PATIENT RIGHTS: RESTRAINT OR SECLUSION

Tag No.: A0168

Based on document review and interview, it was determined that for 1 of 4 patients' (Pt. #2) clinical records reviewed regarding utilization of restraint/seclusion, the Hospital failed to authenticate a telephone order, to ensure that the use of restraint or seclusion was in accordance with the order of a physician.

Findings include:


1. On 9/4/19 at approximately 11:30 AM, the clinical record of Pt. #2 was reviewed. Pt. #2 was admitted on 7/6/19 with a diagnosis of major depressive disorder. The clinical record indicated that telephone orders were obtained on 8/18/19, 8/21/19 and 8/28/19 for Pt. #2 to be placed in restraint and/or seclusion. However, as of survey date 9/4/19, the telephone orders lacked the physician's signature.

2. On 9/4/19 at approximately 1:00 PM, the Hospital's policy titled, "Restraint and Seclusion" (revised 5/19) was reviewed and included, ""... (The Hospital) is committed to preventing, reducing, and striving to eliminate the use of restraints and seclusion... Action Steps... 4. Physician Orders... 1. Restraint or seclusion shall be used in emergency situation only and required an order from a physician... 4. A physician shall authenticate the telephone/verbal order within 48 hours..."
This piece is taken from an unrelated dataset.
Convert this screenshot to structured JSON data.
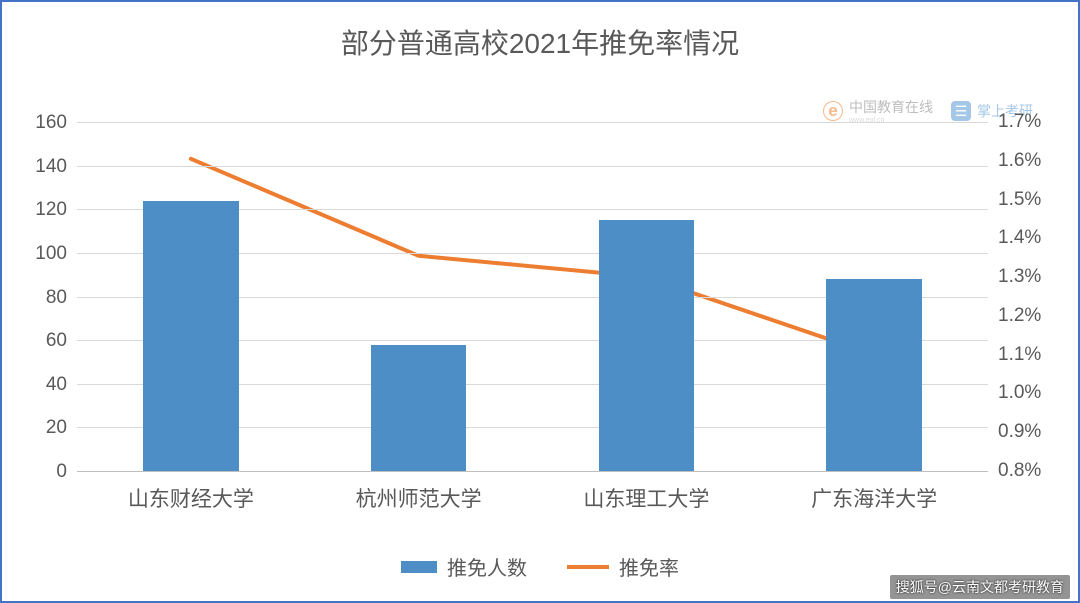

3. On 9/4/19 at approximately 11:30 AM, findings were discussed with E #1 (Director of Risk Management and Performance Improvement). E #1 stated that the telephone order should have been signed by the physician within 72 hours.

4. On 9/4/19 at approximately 3:25 PM, an interview was conducted with E #2 (Registered Nurse/Nursing Supervisor). E #2 stated that the telephone order should be signed by the physician "quickly." E #2 stated, "I am not sure of the time frame... (E #1) would know that."